With plant habitats paved over by houses and businesses, Atkins says native gardens can help supply food for animals and insects. “By gardening with native plants you are providing habitat for migrating birds, for small mammals, for insects,” she says. The Habitat, which is a former Christmas tree lot, has attracted close to 180 different species of birds, Atkins says. Several nectar-producing natives, including hummingbird sage and sticky monkey flower, attract hummingbirds.
Atkins points to the damage that invasive species like pampas grass and ice plant have done by swallowing large habitat patches along the county’s coast.
Natives may be good for the environment, but what about aesthetics? Natives do dry up in the summer, Atkins admits. You can water them, she says, but they won’t live as long.
Walking over to a demonstration garden, Atkins grabs a few green iris shoots she recently cut back. Now they are shooting up again. Next to the irises are some dormant seaside daisies and bees bliss sage, which like the name implies attracts plenty of pollinators.
Even though many California natives bloom in the spring, several species are showing their flowers at the Habitat, like chaparral currant, which has pink, sweet-smelling flowers. “If you have a well-planned garden you can have flowers throughout the year,” Atkins says.
De Bree says nurseries also carry native selections that bear larger fruit and have prettier flowers and longer bloom times than usual for the species. Elkhorn also recommends native plants, such as succulents like stonecrop, that won’t burn as quickly during a fire and can help provide defensible space.
Nursery owners encourage gardeners to plan according to the soil type and amount of sun or shade in their yard. “If you choose the right native plants then they will grow on a consistent basis,” De Bree says.
But there is another way to go.
Drought Resistant Nurseries, with locations in Monterey and Carmel Valley, carries water-wise plants. “The lush English garden is simply not agreeable to the Mediterranean climate,” owner Thom Crow says while walking through rows of potted plants at his Carmel Valley nursery.
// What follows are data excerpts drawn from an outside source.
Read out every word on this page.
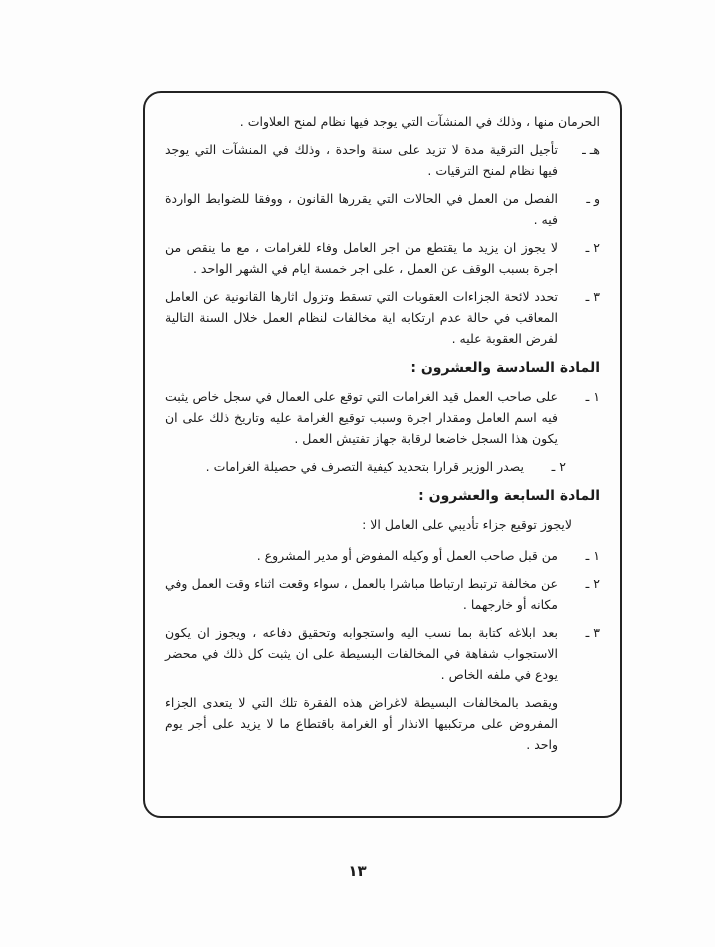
الحرمان منها ، وذلك في المنشآت التي يوجد فيها نظام لمنح العلاوات .
هـ ـ
تأجيل الترقية مدة لا تزيد على سنة واحدة ، وذلك في المنشآت التي يوجد فيها نظام لمنح الترقيات .
و ـ
الفصل من العمل في الحالات التي يقررها القانون ، ووفقا للضوابط الواردة فيه .
٢ ـ
لا يجوز ان يزيد ما يقتطع من اجر العامل وفاء للغرامات ، مع ما ينقص من اجرة بسبب الوقف عن العمل ، على اجر خمسة ايام في الشهر الواحد .
٣ ـ
تحدد لائحة الجزاءات العقوبات التي تسقط وتزول اثارها القانونية عن العامل المعاقب في حالة عدم ارتكابه اية مخالفات لنظام العمل خلال السنة التالية لفرض العقوبة عليه .
المادة السادسة والعشرون :
١ ـ
على صاحب العمل قيد الغرامات التي توقع على العمال في سجل خاص يثبت فيه اسم العامل ومقدار اجرة وسبب توقيع الغرامة عليه وتاريخ ذلك على ان يكون هذا السجل خاضعا لرقابة جهاز تفتيش العمل .
٢ ـ
يصدر الوزير قرارا بتحديد كيفية التصرف في حصيلة الغرامات .
المادة السابعة والعشرون :
لايجوز توقيع جزاء تأديبي على العامل الا :
١ ـ
من قبل صاحب العمل أو وكيله المفوض أو مدير المشروع .
٢ ـ
عن مخالفة ترتبط ارتباطا مباشرا بالعمل ، سواء وقعت اثناء وقت العمل وفي مكانه أو خارجهما .
٣ ـ
بعد ابلاغه كتابة بما نسب اليه واستجوابه وتحقيق دفاعه ، ويجوز ان يكون الاستجواب شفاهة في المخالفات البسيطة على ان يثبت كل ذلك في محضر يودع في ملفه الخاص .
ويقصد بالمخالفات البسيطة لاغراض هذه الفقرة تلك التي لا يتعدى الجزاء المفروض على مرتكبيها الانذار أو الغرامة باقتطاع ما لا يزيد على أجر يوم واحد .
١٣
Crow wears a straw hat and shorts. His thin, braided pony tail droops over his shoulder. Crow opened his business during the beginning of a multi-year statewide drought that started in 1987. “We don’t do turf,” Crow says. “Stretching your water budget is a big part of it.”
Some of Crow’s plants are deep-rooted and store water in the soil. His succulents, like aloe, hold water in their leaves. “A lot of the native coastal plants take their moisture right from the air,” Crow says.
Still, Crow’s plants come from across the world, including Australia, Tasmania and South Africa. Even LeNeve doesn’t have a totally native garden. The Carmel resident and Native Plant Society member has non-native potted flowers all around her house. The pretty white and red petals offer a stark contrast to her native plants that look like foliage on the side of a hiking trail.
“I think with natives you have to kind of get an eye for the different shades of green,” LeNeve says. “You have to able to appreciate the color of foliage.” And LeNeve admits growing natives takes a bit of research.
But she says it’s worth it. The red petals of her island snapdragon attract hummingbirds. She has few problems with pests, other than some whiteflies and scale. She doesn’t have to hire a landscaping crew to keep up with her garden, and she saves money on her water bill.